Teresa Von Fuchs, Irving Farm’s wholesale director and an award-winning barista and master trainer in her own right, gave us a tour of the new space. Though the classes offered there are professional in their content, this new space allows them to officially invite the public, and the growing population of serious home baristas, to join in.
The Loft has both La Marzocco and Nuova Simonelli espresso machines as well as plenty of less hefty and techie brewing systems. One of the benefits of the new space, according to Von Fuchs, is that they will be able to offer equipment repair and maintenance classes — an important skill for home baristas, since lack of upkeep is a great way to destroy a $4,500 home brewing machine. Said Von Fuchs, “Especially for home users, that’s really important. If you don’t care for a machine, you can buy the most expensive coffee in the world, but you’re still preparing it poorly.” (Find out how Irving Farm director of coffee Dan Streetman brews his coffee here.)
The tasting rooms can hold up to 20 people and offer a lot more privacy than the Irving Farm team is used to. “Before, we were all in one room. You would be teaching a class while someone was eating their lunch and Bill was cleaning something with acid. So in this space all the rooms can close off. They are mostly soundproof. We can even black out all the lights,” said Von Fuchs.
The lights are an important element because the Specialty Coffee Association of America standards require uniform lighting when baristas are testing for their certifications and some extra-special certification tests even require total darkness. When asked whether or not that’s a little crazy, Von Fuchs said, ”If we are doing testing and those things are not standardized, then how can we be sure that we’re all tasting seeing and smelling the same things? That’s why the blackout curtains are important.” Not all of Irving Farm’s classes are that intense though. Coming up in July at “Barista Fundamentals,” “Intro to Cupping and Tasting” and “Latte Art and Work Flow,” among others.

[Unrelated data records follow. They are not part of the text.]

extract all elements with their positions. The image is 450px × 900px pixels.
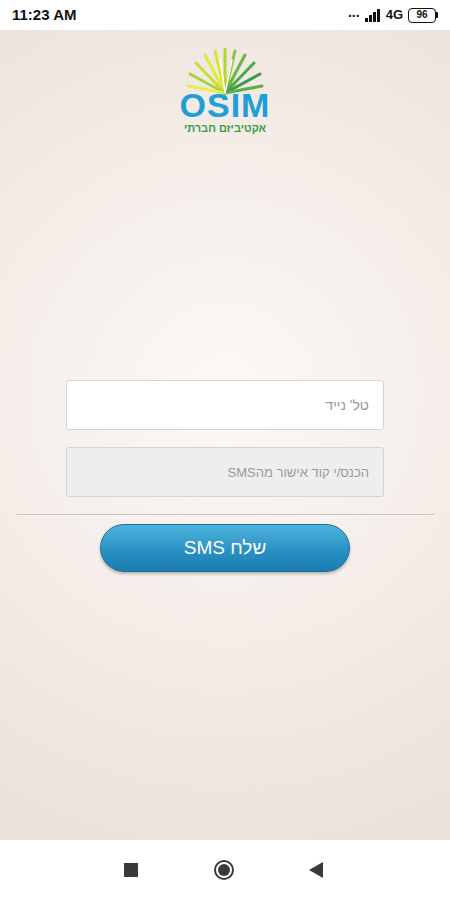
- logo-tagline: אקטיביזם חברתי: [184, 121, 266, 135]
- recents-square-icon[interactable]: [123, 862, 139, 878]
- clock: 11:23 AM: [12, 4, 76, 27]
- status-icons: ... 4G 96: [348, 5, 438, 25]
- login-background: OSIM אקטיביזם חברתי שלח SMS: [0, 30, 450, 840]
- code-input[interactable]: [66, 447, 384, 497]
- login-form: שלח SMS: [0, 380, 450, 572]
- battery-icon: 96: [408, 8, 438, 23]
- notification-dots: ...: [348, 5, 360, 25]
- app-screen: 11:23 AM ... 4G 96: [0, 0, 450, 900]
- home-circle-icon[interactable]: [213, 859, 235, 881]
- osim-logo: OSIM אקטיביזם חברתי: [180, 45, 271, 135]
- status-bar: 11:23 AM ... 4G 96: [0, 0, 450, 30]
- divider: [16, 514, 434, 515]
- navigation-bar: [0, 840, 450, 900]
- phone-input[interactable]: [66, 380, 384, 430]
- network-type: 4G: [386, 5, 403, 25]
- send-sms-button[interactable]: שלח SMS: [100, 524, 350, 572]
- logo-name: OSIM: [180, 89, 271, 121]
- battery-level: 96: [408, 8, 436, 23]
- signal-icon: [365, 9, 381, 22]
- back-triangle-icon[interactable]: [308, 861, 324, 879]
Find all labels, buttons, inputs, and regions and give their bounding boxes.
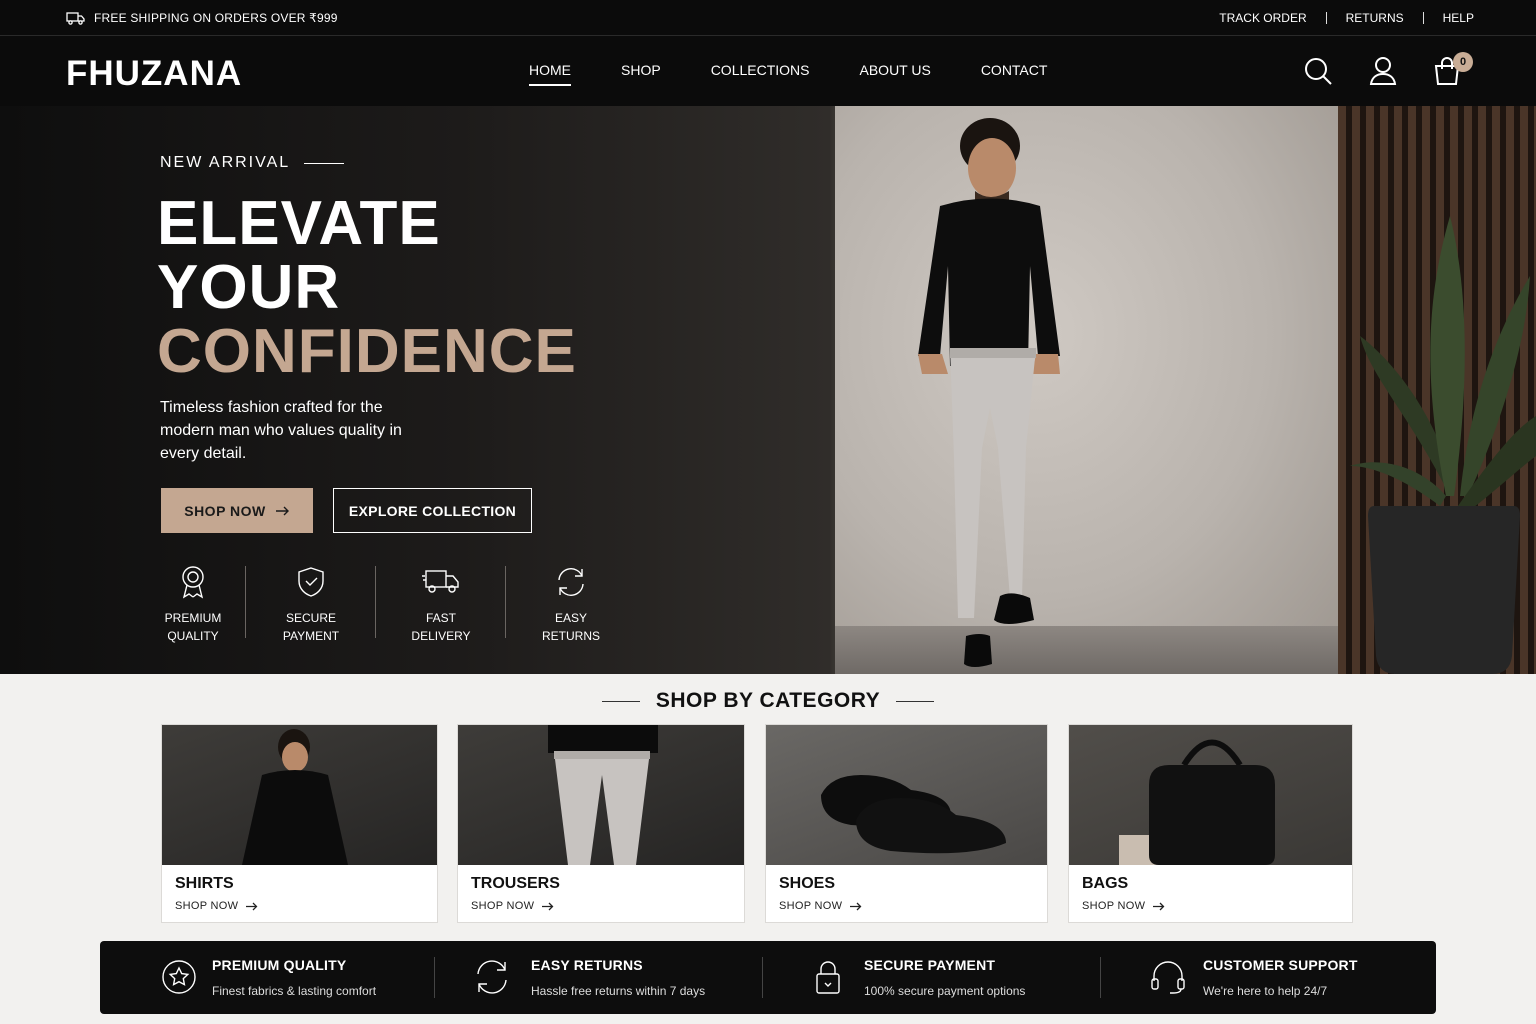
shop-now-link[interactable]: SHOP NOW (779, 900, 862, 912)
category-card-bags[interactable]: BAGS SHOP NOW (1068, 724, 1353, 923)
benefit-title: EASY RETURNS (531, 957, 643, 973)
trousers-image (458, 725, 744, 865)
feature-fast-delivery: FAST DELIVERY (376, 564, 506, 645)
feature-line-2: RETURNS (541, 629, 600, 643)
feature-easy-returns: EASY RETURNS (506, 564, 636, 645)
benefit-desc: Hassle free returns within 7 days (531, 984, 706, 998)
feature-line-2: PAYMENT (282, 629, 340, 643)
shipping-notice: FREE SHIPPING ON ORDERS OVER ₹999 (66, 11, 338, 25)
benefit-title: CUSTOMER SUPPORT (1203, 957, 1358, 973)
benefit-title: PREMIUM QUALITY (212, 957, 347, 973)
refresh-icon (558, 568, 584, 596)
shop-now-button[interactable]: SHOP NOW (161, 488, 313, 533)
benefit-title: SECURE PAYMENT (864, 957, 996, 973)
eyebrow-text: NEW ARRIVAL (160, 154, 291, 171)
nav-collections[interactable]: COLLECTIONS (711, 62, 810, 78)
title-rule-right (896, 700, 935, 702)
headline-line-2: YOUR (157, 253, 341, 322)
headset-icon (1151, 961, 1185, 994)
explore-collection-button[interactable]: EXPLORE COLLECTION (333, 488, 532, 533)
shirts-image (162, 725, 437, 865)
arrow-right-icon (246, 902, 258, 910)
returns-link[interactable]: RETURNS (1346, 11, 1404, 25)
shop-now-label: SHOP NOW (184, 502, 266, 519)
arrow-right-icon (542, 902, 554, 910)
search-icon[interactable] (1303, 56, 1333, 86)
cta-label: SHOP NOW (471, 900, 535, 912)
potted-plant-image (1350, 216, 1536, 674)
feature-line-1: PREMIUM (164, 611, 222, 625)
help-link[interactable]: HELP (1443, 11, 1474, 25)
lock-icon (816, 961, 840, 994)
feature-secure-payment: SECURE PAYMENT (246, 564, 376, 645)
benefit-premium-quality: PREMIUM QUALITY Finest fabrics & lasting… (100, 941, 434, 1014)
shop-now-link[interactable]: SHOP NOW (175, 900, 258, 912)
hero-eyebrow: NEW ARRIVAL (160, 154, 345, 172)
benefit-desc: Finest fabrics & lasting comfort (212, 984, 377, 998)
track-order-link[interactable]: TRACK ORDER (1219, 11, 1306, 25)
hero-banner: NEW ARRIVAL ELEVATE YOUR CONFIDENCE Time… (0, 106, 1536, 674)
refresh-icon (477, 960, 507, 994)
headline-line-1: ELEVATE (157, 189, 441, 258)
hero-model-image (918, 118, 1060, 667)
arrow-right-icon (850, 902, 862, 910)
cta-label: SHOP NOW (779, 900, 843, 912)
cta-label: SHOP NOW (175, 900, 239, 912)
arrow-right-icon (275, 506, 289, 515)
benefit-secure-payment: SECURE PAYMENT 100% secure payment optio… (762, 941, 1100, 1014)
headline-line-3: CONFIDENCE (157, 317, 577, 386)
feature-line-1: SECURE (285, 611, 336, 625)
cta-label: SHOP NOW (1082, 900, 1146, 912)
cart-count-badge: 0 (1453, 52, 1473, 72)
feature-line-1: FAST (425, 611, 456, 625)
feature-premium-quality: PREMIUM QUALITY (140, 564, 246, 645)
award-icon (182, 566, 204, 599)
category-title: SHOES (779, 875, 836, 892)
category-card-shoes[interactable]: SHOES SHOP NOW (765, 724, 1048, 923)
truck-icon (66, 11, 85, 25)
benefit-desc: We're here to help 24/7 (1203, 984, 1328, 998)
feature-line-2: DELIVERY (411, 629, 471, 643)
nav-about-us[interactable]: ABOUT US (860, 62, 931, 78)
category-title: SHIRTS (175, 875, 234, 892)
benefit-desc: 100% secure payment options (864, 984, 1026, 998)
divider (1325, 12, 1327, 24)
benefits-strip: PREMIUM QUALITY Finest fabrics & lasting… (100, 941, 1436, 1014)
benefit-easy-returns: EASY RETURNS Hassle free returns within … (434, 941, 762, 1014)
arrow-right-icon (1153, 902, 1165, 910)
shoes-image (766, 725, 1047, 865)
shop-now-link[interactable]: SHOP NOW (1082, 900, 1165, 912)
announcement-bar: FREE SHIPPING ON ORDERS OVER ₹999 TRACK … (0, 0, 1536, 36)
category-title-text: SHOP BY CATEGORY (655, 689, 881, 712)
category-title: BAGS (1082, 875, 1129, 892)
divider (1422, 12, 1424, 24)
shop-now-link[interactable]: SHOP NOW (471, 900, 554, 912)
category-title: TROUSERS (471, 875, 560, 892)
account-icon[interactable] (1368, 56, 1398, 86)
nav-shop[interactable]: SHOP (621, 62, 661, 78)
hero-subtext: Timeless fashion crafted for the modern … (160, 399, 402, 462)
eyebrow-rule (304, 162, 345, 164)
nav-home[interactable]: HOME (529, 62, 571, 86)
utility-links: TRACK ORDER RETURNS HELP (1219, 11, 1474, 25)
category-card-trousers[interactable]: TROUSERS SHOP NOW (457, 724, 745, 923)
shipping-text: FREE SHIPPING ON ORDERS OVER ₹999 (94, 11, 338, 25)
category-section-title: SHOP BY CATEGORY (0, 689, 1536, 713)
feature-line-2: QUALITY (167, 629, 219, 643)
truck-icon (422, 570, 459, 593)
category-card-shirts[interactable]: SHIRTS SHOP NOW (161, 724, 438, 923)
feature-line-1: EASY (554, 611, 587, 625)
brand-logo[interactable]: FHUZANA (66, 54, 242, 94)
nav-contact[interactable]: CONTACT (981, 62, 1048, 78)
explore-collection-label: EXPLORE COLLECTION (348, 502, 517, 519)
benefit-customer-support: CUSTOMER SUPPORT We're here to help 24/7 (1100, 941, 1436, 1014)
title-rule-left (601, 700, 640, 702)
star-badge-icon (162, 960, 196, 994)
hero-features: PREMIUM QUALITY SECURE PAYMENT FAST DELI… (140, 564, 636, 645)
shield-icon (298, 567, 324, 597)
hero-headline: ELEVATE YOUR CONFIDENCE (157, 192, 577, 384)
main-nav: HOME SHOP COLLECTIONS ABOUT US CONTACT (529, 62, 1097, 86)
bags-image (1069, 725, 1352, 865)
site-header: FHUZANA HOME SHOP COLLECTIONS ABOUT US C… (0, 36, 1536, 106)
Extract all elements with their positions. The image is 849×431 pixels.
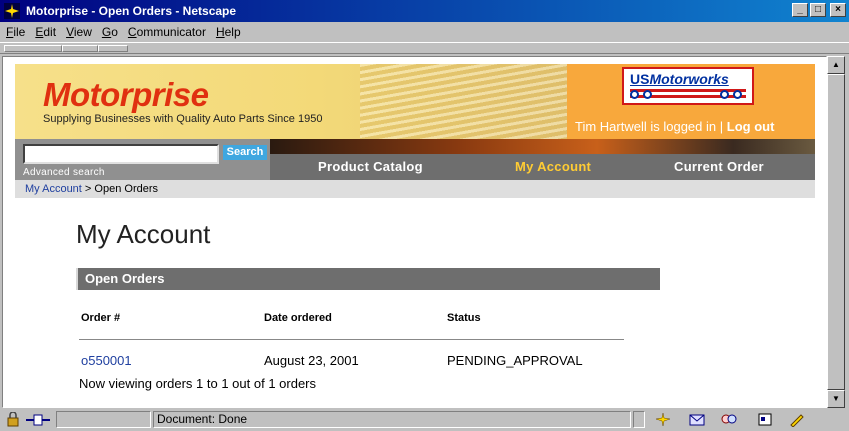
search-panel: Search Advanced search [15, 139, 270, 180]
menu-file[interactable]: File [6, 25, 25, 39]
column-header-order: Order # [81, 312, 121, 324]
menu-communicator[interactable]: Communicator [128, 25, 206, 39]
progress-panel [56, 411, 151, 428]
menu-go[interactable]: Go [102, 25, 118, 39]
site-logo[interactable]: Motorprise [43, 76, 209, 114]
mail-icon[interactable] [688, 412, 706, 427]
login-status: Tim Hartwell is logged in | Log out [575, 119, 774, 134]
partner-logo: USMotorworks [622, 67, 754, 105]
breadcrumb-current: Open Orders [94, 183, 159, 195]
logged-in-text: Tim Hartwell is logged in [575, 119, 717, 134]
status-bar: Document: Done [0, 408, 849, 431]
title-bar: Motorprise - Open Orders - Netscape _ □ … [0, 0, 849, 22]
status-text: Document: Done [153, 411, 631, 428]
close-button[interactable]: × [830, 3, 846, 17]
wheel-icon [643, 90, 652, 99]
search-input[interactable] [23, 144, 219, 164]
partner-logo-text: USMotorworks [630, 71, 729, 87]
page-title: My Account [76, 219, 211, 249]
scroll-down-button[interactable]: ▼ [827, 390, 845, 408]
wheel-icon [720, 90, 729, 99]
composer-icon[interactable] [788, 412, 806, 427]
scroll-thumb[interactable] [827, 74, 845, 390]
navigation-toolbar-grip[interactable] [4, 45, 62, 52]
nav-product-catalog[interactable]: Product Catalog [318, 154, 423, 180]
menu-help[interactable]: Help [216, 25, 241, 39]
column-header-status: Status [447, 312, 481, 324]
personal-toolbar-grip[interactable] [98, 45, 128, 52]
scroll-up-button[interactable]: ▲ [827, 56, 845, 74]
separator: | [719, 119, 724, 134]
nav-my-account[interactable]: My Account [515, 154, 591, 180]
minimize-button[interactable]: _ [792, 3, 808, 17]
orders-summary: Now viewing orders 1 to 1 out of 1 order… [79, 376, 317, 391]
account-panel: USMotorworks Tim Hartwell is logged in |… [567, 64, 815, 139]
netscape-icon [4, 3, 20, 19]
site-tagline: Supplying Businesses with Quality Auto P… [43, 113, 323, 125]
order-date: August 23, 2001 [264, 353, 359, 368]
advanced-search-link[interactable]: Advanced search [23, 167, 105, 178]
menu-bar: File Edit View Go Communicator Help [0, 22, 849, 42]
security-lock-icon[interactable] [4, 412, 22, 427]
wheel-icon [733, 90, 742, 99]
newsgroups-icon[interactable] [720, 412, 738, 427]
resize-grip[interactable] [818, 411, 830, 428]
main-nav: Product Catalog My Account Current Order [270, 154, 815, 180]
brand-banner: Motorprise Supplying Businesses with Qua… [15, 64, 567, 139]
status-divider [633, 411, 645, 428]
collapsed-toolbars [0, 42, 849, 54]
column-header-date: Date ordered [264, 312, 332, 324]
browser-viewport: Motorprise Supplying Businesses with Qua… [2, 56, 827, 408]
nav-banner-image [270, 139, 815, 154]
vertical-scrollbar[interactable]: ▲ ▼ [827, 56, 845, 408]
car-image [360, 64, 567, 139]
maximize-button[interactable]: □ [810, 3, 826, 17]
order-status: PENDING_APPROVAL [447, 353, 583, 368]
breadcrumb-my-account[interactable]: My Account [25, 183, 82, 195]
site-header: Motorprise Supplying Businesses with Qua… [15, 64, 815, 139]
window-title: Motorprise - Open Orders - Netscape [26, 4, 237, 18]
section-header: Open Orders [76, 268, 660, 290]
wheel-icon [630, 90, 639, 99]
breadcrumb-separator: > [84, 183, 92, 195]
header-divider [79, 339, 624, 340]
connection-icon [26, 414, 50, 426]
breadcrumb: My Account > Open Orders [15, 180, 815, 198]
window-controls: _ □ × [792, 3, 846, 17]
nav-current-order[interactable]: Current Order [674, 154, 764, 180]
menu-view[interactable]: View [66, 25, 92, 39]
order-id-link[interactable]: o550001 [81, 353, 132, 368]
logout-link[interactable]: Log out [727, 119, 775, 134]
location-toolbar-grip[interactable] [62, 45, 98, 52]
address-book-icon[interactable] [756, 412, 774, 427]
navigator-icon[interactable] [654, 412, 672, 427]
menu-edit[interactable]: Edit [35, 25, 56, 39]
search-button[interactable]: Search [223, 145, 267, 160]
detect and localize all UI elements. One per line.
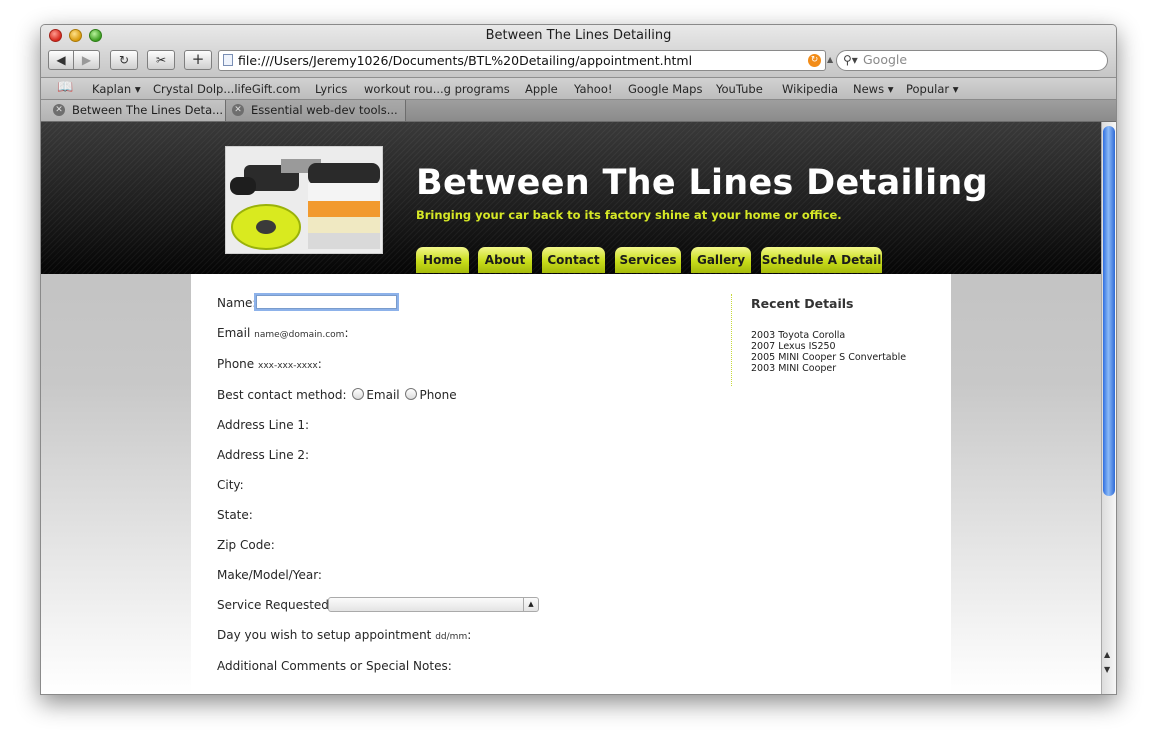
recent-detail-item: 2007 Lexus IS250 bbox=[751, 341, 836, 352]
comments-label: Additional Comments or Special Notes: bbox=[217, 659, 452, 673]
nav-schedule-a-detail[interactable]: Schedule A Detail bbox=[761, 247, 882, 273]
web-content: Between The Lines Detailing Bringing you… bbox=[41, 122, 1101, 694]
search-icon[interactable]: ⚲▾ bbox=[843, 53, 858, 67]
email-radio[interactable] bbox=[352, 388, 365, 400]
bookmarks-book-icon[interactable]: 📖 bbox=[57, 80, 73, 95]
scroll-up-icon[interactable]: ▲ bbox=[1104, 650, 1110, 659]
bookmark-item[interactable]: Apple bbox=[525, 82, 558, 96]
vertical-scrollbar[interactable]: ▲ ▼ bbox=[1101, 122, 1116, 694]
tab-bar: ✕ Between The Lines Deta... ✕ Essential … bbox=[41, 100, 1116, 122]
bookmark-item[interactable]: Kaplan ▾ bbox=[92, 82, 141, 96]
name-input[interactable] bbox=[256, 295, 397, 309]
site-title: Between The Lines Detailing bbox=[416, 163, 988, 203]
page-icon bbox=[223, 54, 233, 66]
scroll-down-icon[interactable]: ▼ bbox=[1104, 665, 1110, 674]
site-header: Between The Lines Detailing Bringing you… bbox=[41, 122, 1101, 274]
url-text[interactable]: file:///Users/Jeremy1026/Documents/BTL%2… bbox=[238, 53, 692, 68]
add-tab-button[interactable]: + bbox=[184, 50, 212, 70]
zip-label: Zip Code: bbox=[217, 538, 275, 552]
recent-detail-item: 2003 MINI Cooper bbox=[751, 363, 837, 374]
email-label-text: Email bbox=[217, 326, 251, 340]
tab-between-the-lines[interactable]: ✕ Between The Lines Deta... bbox=[41, 100, 226, 121]
tab-close-icon[interactable]: ✕ bbox=[232, 104, 244, 116]
name-label: Name: bbox=[217, 296, 257, 310]
select-arrows-icon[interactable]: ▲ bbox=[523, 598, 538, 611]
web-clip-button[interactable]: ✂ bbox=[147, 50, 175, 70]
nav-home[interactable]: Home bbox=[416, 247, 469, 273]
sidebar-divider bbox=[731, 294, 732, 386]
recent-details-heading: Recent Details bbox=[751, 296, 854, 311]
forward-button[interactable]: ▶ bbox=[74, 50, 100, 70]
email-label: Email name@domain.com: bbox=[217, 326, 349, 340]
reload-icon: ↻ bbox=[118, 53, 130, 67]
address-bar[interactable]: file:///Users/Jeremy1026/Documents/BTL%2… bbox=[218, 50, 826, 71]
bookmark-item[interactable]: Yahoo! bbox=[574, 82, 612, 96]
bookmark-item[interactable]: News ▾ bbox=[853, 82, 894, 96]
tab-label: Essential web-dev tools... bbox=[251, 103, 398, 117]
bookmark-item[interactable]: Crystal Dolp...lifeGift.com bbox=[153, 82, 301, 96]
bookmark-item[interactable]: Wikipedia bbox=[782, 82, 838, 96]
phone-label: Phone xxx-xxx-xxxx: bbox=[217, 357, 322, 371]
url-dropdown-icon[interactable]: ▲ bbox=[827, 55, 833, 64]
nav-about[interactable]: About bbox=[478, 247, 532, 273]
window-title: Between The Lines Detailing bbox=[485, 28, 672, 43]
email-hint: name@domain.com bbox=[254, 330, 345, 340]
contact-method-label: Best contact method: bbox=[217, 388, 347, 402]
recent-detail-item: 2003 Toyota Corolla bbox=[751, 330, 846, 341]
bookmark-item[interactable]: Google Maps bbox=[628, 82, 702, 96]
phone-radio-label[interactable]: Phone bbox=[419, 388, 456, 402]
service-label: Service Requested: bbox=[217, 598, 333, 612]
reload-button[interactable]: ↻ bbox=[110, 50, 138, 70]
address1-label: Address Line 1: bbox=[217, 418, 310, 432]
browser-toolbar: Between The Lines Detailing ◀ ▶ ↻ ✂ + fi… bbox=[41, 25, 1116, 78]
date-label-text: Day you wish to setup appointment bbox=[217, 628, 432, 642]
phone-label-text: Phone bbox=[217, 357, 255, 371]
forward-arrow-icon: ▶ bbox=[81, 53, 92, 67]
scissors-icon: ✂ bbox=[155, 53, 167, 67]
contact-method-row: Best contact method: Email Phone bbox=[217, 388, 457, 402]
bookmark-item[interactable]: Lyrics bbox=[315, 82, 347, 96]
service-select[interactable]: ▲ bbox=[328, 597, 539, 612]
snapback-icon[interactable]: ↻ bbox=[808, 54, 821, 67]
nav-contact[interactable]: Contact bbox=[542, 247, 605, 273]
city-label: City: bbox=[217, 478, 244, 492]
email-radio-label[interactable]: Email bbox=[366, 388, 399, 402]
tab-essential-web-dev[interactable]: ✕ Essential web-dev tools... bbox=[226, 100, 406, 121]
tab-label: Between The Lines Deta... bbox=[72, 103, 224, 117]
bookmarks-bar: 📖 Kaplan ▾ Crystal Dolp...lifeGift.com L… bbox=[41, 78, 1116, 100]
date-hint: dd/mm bbox=[435, 632, 468, 642]
phone-radio[interactable] bbox=[405, 388, 418, 400]
date-label: Day you wish to setup appointment dd/mm: bbox=[217, 628, 472, 642]
nav-services[interactable]: Services bbox=[615, 247, 681, 273]
back-arrow-icon: ◀ bbox=[56, 53, 66, 67]
phone-hint: xxx-xxx-xxxx bbox=[258, 361, 318, 371]
address2-label: Address Line 2: bbox=[217, 448, 310, 462]
tab-close-icon[interactable]: ✕ bbox=[53, 104, 65, 116]
bookmark-item[interactable]: YouTube bbox=[716, 82, 763, 96]
search-input[interactable] bbox=[863, 52, 1093, 67]
site-logo bbox=[225, 146, 383, 254]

Some of Irving Farm’s most basic classes are on the subject of “cupping,” or tasting, coffee. Tasting notes like red berries, tobacco, chocolate and melon are not just for the professionals anymore. They are starting to show up on packaging and grocery store signage. A scent kit like this Le Nez du Café Revelation Kit is used to help tasters isolate and then pick out the individual notes from a particular coffee. Once they learn to identify and describe how coffee tastes and smells, they can go on to learn why it tastes that way.
The Irving Farm team has an unsettling affection for crows, and not just because they adorn the company’s packaging. They see them as a hardy and brave, plus free-flying and bold. Said Von Fuchs, “Crows are monogamous and they’re very loyal.” Just like coffee drinkers?